Galen seketika mengacak rambutnya pelan dan menghela napas panjang. Ya Tuhan. Pagi-pagi begini, pada hari kerja pula, ayahnya sudah memaksa Galen untuk berdiskusi tentang topik melelahkan ini.

"Maafkan aku, Papa. Aku bukan pura-pura lupa dengan janjiku, tapi memang waktuku untuk saat ini sudah habis untuk pekerjaan," dalih Galen demi bisa segera keluar dari topik percakapan mereka.

"Papa rasa kamu sengaja mengulur waktu, Galen. Sebenarnya apa sih yang kamu cari? Hanin sudah yang paling sempurna, menurut Papa. Dia cantik, cerdas, punya pekerjaan bagus dan pastinya berasal dari keluarga yang baik. Papa tak bisa menolak andai nanti Endrasuta berniat datang ke rumah Papa dan meminta bertemu denganmu." Penjelasan Ranu yang panjang lebar mengundang Galen nyaris mengerang frustasi di depan ayahnya. Hanin memang sempura, bukan hanya di mata ayahnya, bahkan di mata Galen juga. Tetapi, satu-satunya kekurangan Hanin adalah Galen tidak mencintainya.

"Aku memang butuh waktu, Pa," pinta Galen.

"Papa tidak bisa menolak permintaan Endrasuta, Galen. Kamu tahu kan betapa dekat hubungan keluarga kita dengan mereka? Papa minta padamu, jangan menodai hubungan baik ini. Kamu mengerti, kan?"

"Aku mengerti. Tapi aku mohon, Papa harus memahami situasiku juga." Suara Galen yang keluar dalam irama sedikit tegas, membuat Ranu bergeming sesaat sebelum terdengar tarikan panjang.

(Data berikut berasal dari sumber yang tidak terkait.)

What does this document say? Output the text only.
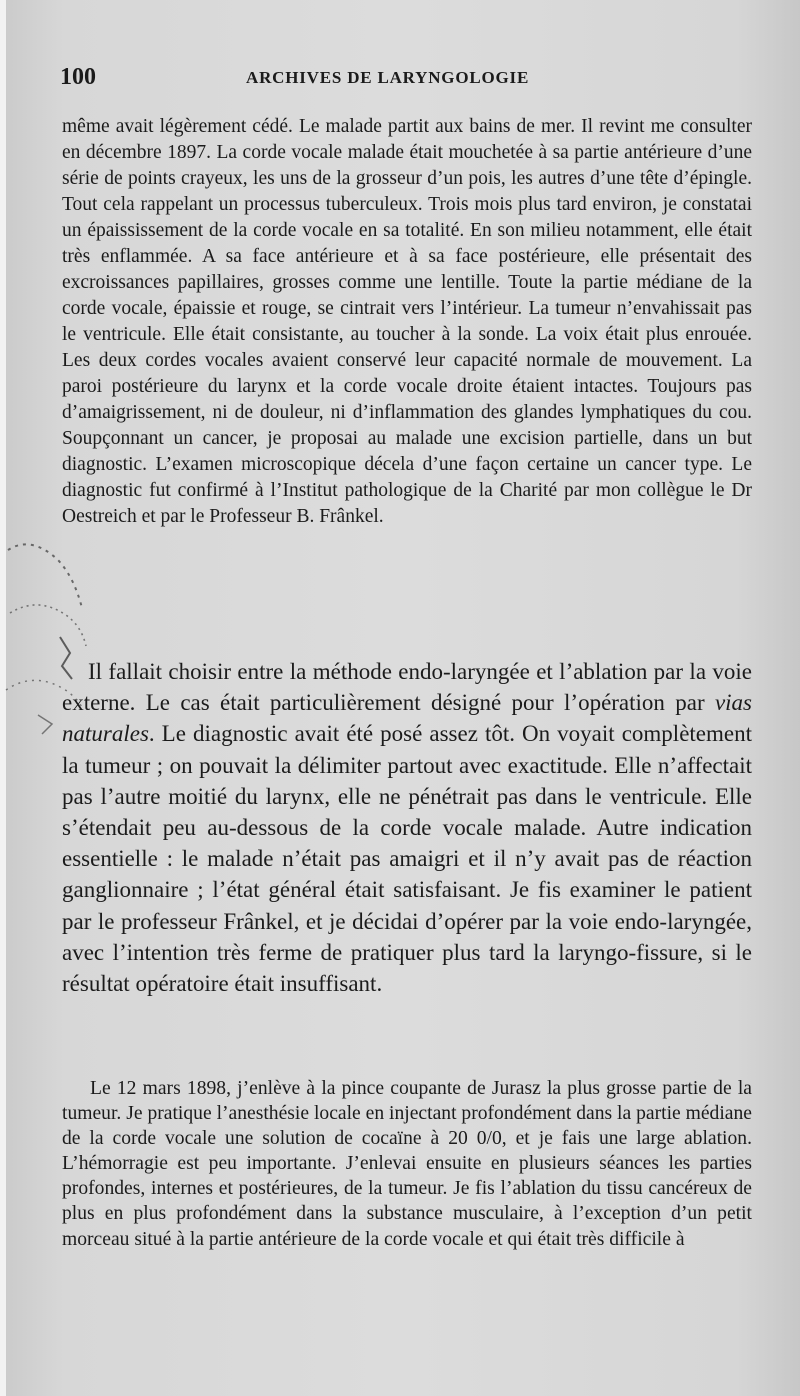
100	ARCHIVES DE LARYNGOLOGIE
même avait légèrement cédé. Le malade partit aux bains de mer. Il revint me consulter en décembre 1897. La corde vocale malade était mouchetée à sa partie antérieure d’une série de points crayeux, les uns de la grosseur d’un pois, les autres d’une tête d’épingle. Tout cela rappelant un processus tuberculeux. Trois mois plus tard environ, je constatai un épaississement de la corde vocale en sa totalité. En son milieu notamment, elle était très enflammée. A sa face antérieure et à sa face postérieure, elle présentait des excroissances papillaires, grosses comme une lentille. Toute la partie médiane de la corde vocale, épaissie et rouge, se cintrait vers l’intérieur. La tumeur n’envahissait pas le ventricule. Elle était consistante, au toucher à la sonde. La voix était plus enrouée. Les deux cordes vocales avaient conservé leur capacité normale de mouvement. La paroi postérieure du larynx et la corde vocale droite étaient intactes. Toujours pas d’amaigrissement, ni de douleur, ni d’inflammation des glandes lymphatiques du cou. Soupçonnant un cancer, je proposai au malade une excision partielle, dans un but diagnostic. L’examen microscopique décela d’une façon certaine un cancer type. Le diagnostic fut confirmé à l’Institut pathologique de la Charité par mon collègue le Dr Oestreich et par le Professeur B. Frânkel.
Il fallait choisir entre la méthode endo-laryngée et l’ablation par la voie externe. Le cas était particulièrement désigné pour l’opération par vias naturales. Le diagnostic avait été posé assez tôt. On voyait complètement la tumeur ; on pouvait la délimiter partout avec exactitude. Elle n’affectait pas l’autre moitié du larynx, elle ne pénétrait pas dans le ventricule. Elle s’étendait peu au-dessous de la corde vocale malade. Autre indication essentielle : le malade n’était pas amaigri et il n’y avait pas de réaction ganglionnaire ; l’état général était satisfaisant. Je fis examiner le patient par le professeur Frânkel, et je décidai d’opérer par la voie endo-laryngée, avec l’intention très ferme de pratiquer plus tard la laryngo-fissure, si le résultat opératoire était insuffisant.
Le 12 mars 1898, j’enlève à la pince coupante de Jurasz la plus grosse partie de la tumeur. Je pratique l’anesthésie locale en injectant profondément dans la partie médiane de la corde vocale une solution de cocaïne à 20 0/0, et je fais une large ablation. L’hémorragie est peu importante. J’enlevai ensuite en plusieurs séances les parties profondes, internes et postérieures, de la tumeur. Je fis l’ablation du tissu cancéreux de plus en plus profondément dans la substance musculaire, à l’exception d’un petit morceau situé à la partie antérieure de la corde vocale et qui était très difficile à
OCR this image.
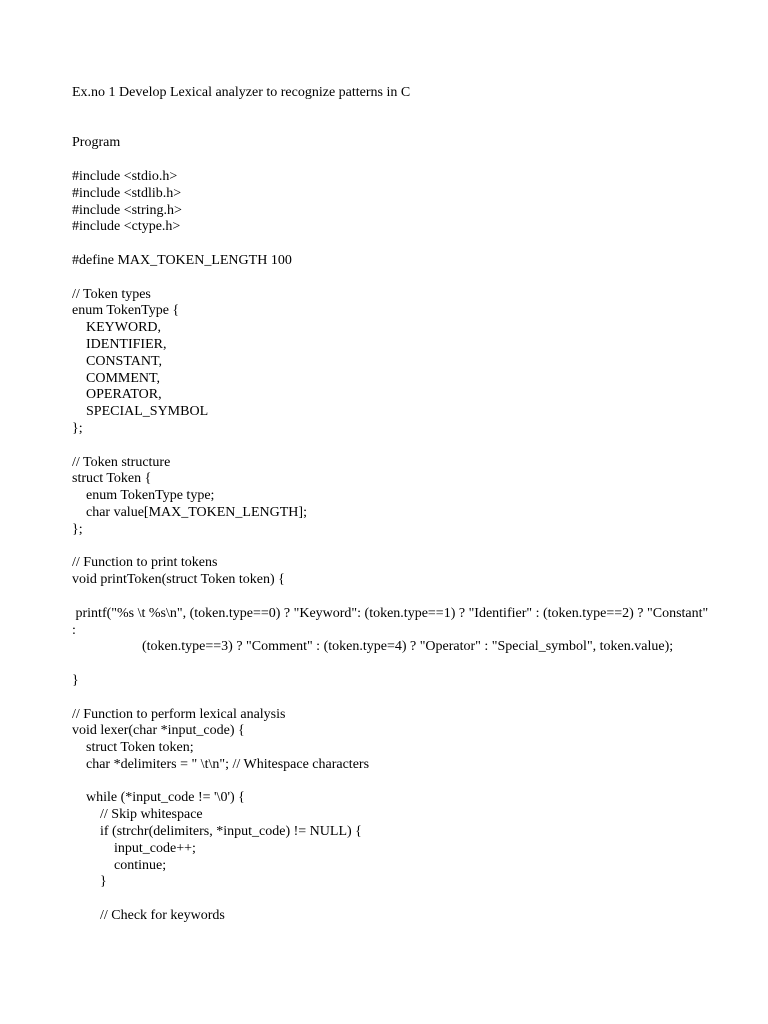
Ex.no 1 Develop Lexical analyzer to recognize patterns in C
Program
#include <stdio.h>
#include <stdlib.h>
#include <string.h>
#include <ctype.h>
#define MAX_TOKEN_LENGTH 100
// Token types
enum TokenType {
KEYWORD,
IDENTIFIER,
CONSTANT,
COMMENT,
OPERATOR,
SPECIAL_SYMBOL
};
// Token structure
struct Token {
enum TokenType type;
char value[MAX_TOKEN_LENGTH];
};
// Function to print tokens
void printToken(struct Token token) {
printf("%s \t %s\n", (token.type==0) ? "Keyword": (token.type==1) ? "Identifier" : (token.type==2) ? "Constant" :
(token.type==3) ? "Comment" : (token.type=4) ? "Operator" : "Special_symbol", token.value);
}
// Function to perform lexical analysis
void lexer(char *input_code) {
struct Token token;
char *delimiters = " \t\n"; // Whitespace characters
while (*input_code != '\0') {
// Skip whitespace
if (strchr(delimiters, *input_code) != NULL) {
input_code++;
continue;
}
// Check for keywords
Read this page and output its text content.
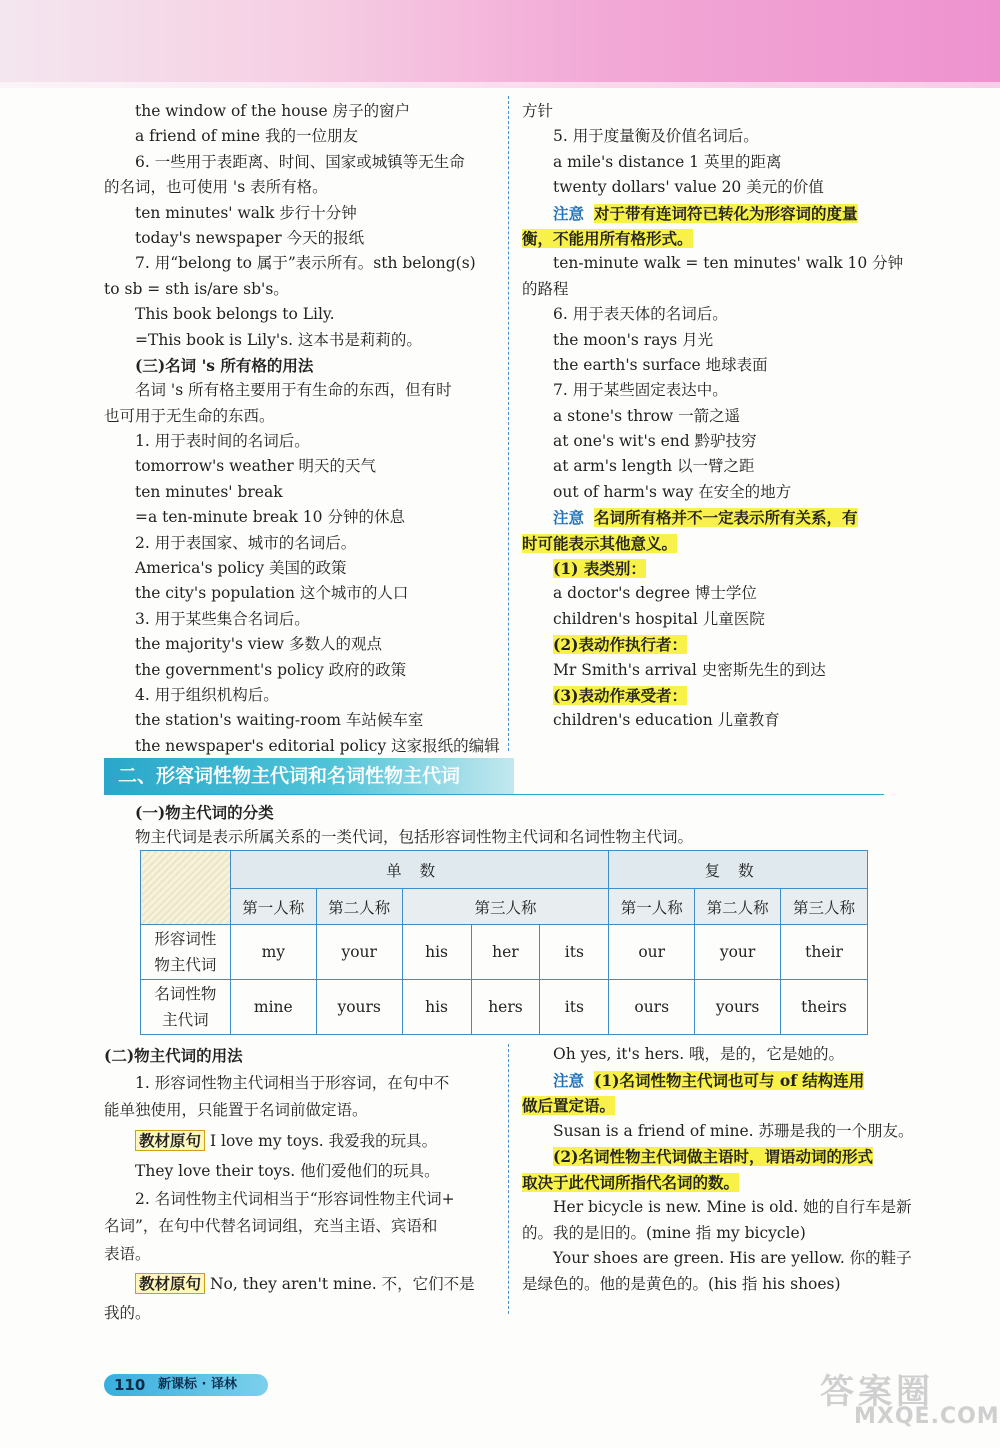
the window of the house 房子的窗户
a friend of mine 我的一位朋友
6. 一些用于表距离、时间、国家或城镇等无生命
的名词，也可使用 's 表所有格。
ten minutes' walk 步行十分钟
today's newspaper 今天的报纸
7. 用“belong to 属于”表示所有。sth belong(s)
to sb = sth is/are sb's。
This book belongs to Lily.
=This book is Lily's. 这本书是莉莉的。
(三)名词 's 所有格的用法
名词 's 所有格主要用于有生命的东西，但有时
也可用于无生命的东西。
1. 用于表时间的名词后。
tomorrow's weather 明天的天气
ten minutes' break
=a ten-minute break 10 分钟的休息
2. 用于表国家、城市的名词后。
America's policy 美国的政策
the city's population 这个城市的人口
3. 用于某些集合名词后。
the majority's view 多数人的观点
the government's policy 政府的政策
4. 用于组织机构后。
the station's waiting-room 车站候车室
the newspaper's editorial policy 这家报纸的编辑
方针
5. 用于度量衡及价值名词后。
a mile's distance 1 英里的距离
twenty dollars' value 20 美元的价值
注意 对于带有连词符已转化为形容词的度量
衡，不能用所有格形式。
ten-minute walk = ten minutes' walk 10 分钟
的路程
6. 用于表天体的名词后。
the moon's rays 月光
the earth's surface 地球表面
7. 用于某些固定表达中。
a stone's throw 一箭之遥
at one's wit's end 黔驴技穷
at arm's length 以一臂之距
out of harm's way 在安全的地方
注意 名词所有格并不一定表示所有关系，有
时可能表示其他意义。
(1) 表类别：
a doctor's degree 博士学位
children's hospital 儿童医院
(2)表动作执行者：
Mr Smith's arrival 史密斯先生的到达
(3)表动作承受者：
children's education 儿童教育
二、形容词性物主代词和名词性物主代词
(一)物主代词的分类
物主代词是表示所属关系的一类代词，包括形容词性物主代词和名词性物主代词。
	单数					复数		
	第一人称	第二人称	第三人称			第一人称	第二人称	第三人称
形容词性物主代词	my	your	his	her	its	our	your	their
名词性物主代词	mine	yours	his	hers	its	ours	yours	theirs
(二)物主代词的用法
1. 形容词性物主代词相当于形容词，在句中不
能单独使用，只能置于名词前做定语。
教材原句 I love my toys. 我爱我的玩具。
They love their toys. 他们爱他们的玩具。
2. 名词性物主代词相当于“形容词性物主代词+
名词”，在句中代替名词词组，充当主语、宾语和
表语。
教材原句 No, they aren't mine. 不，它们不是
我的。
Oh yes, it's hers. 哦，是的，它是她的。
注意 (1)名词性物主代词也可与 of 结构连用
做后置定语。
Susan is a friend of mine. 苏珊是我的一个朋友。
(2)名词性物主代词做主语时，谓语动词的形式
取决于此代词所指代名词的数。
Her bicycle is new. Mine is old. 她的自行车是新
的。我的是旧的。(mine 指 my bicycle)
Your shoes are green. His are yellow. 你的鞋子
是绿色的。他的是黄色的。(his 指 his shoes)
110 新课标 · 译林	答案圈
MXQE.COM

"Sekarang ini Papa minta, setidaknya kamu telepon Hanin dan bertemu dengannya, Galen. Sedikitnya Papa sudah agak tenang." Kali ini Ranu menjawab dengan sedikit lunak.

"Baiklah, Pa. Aku akan usahakan," balas Galen akhirnya sebelum dia menutup panggilan papanya di ponsel.

Galen kembali menenggelamkan ponsel ke saku celana denim yang ia kenakan, sementara dari celah bibir Galen berembus desahan lelah. Galen bukan tidak berusaha menjelaskan kepada kedua orang tuanya bahwa pria itu tidak mencintai Hanin. Namun, karena Ranu selalu becermin dari pengalaman hidupnya yang waktu itu dijodohkan dengan Elisa—ibunda Galen, Ranu bersikukuh bahwa cinta bisa datang setelah berumah tangga.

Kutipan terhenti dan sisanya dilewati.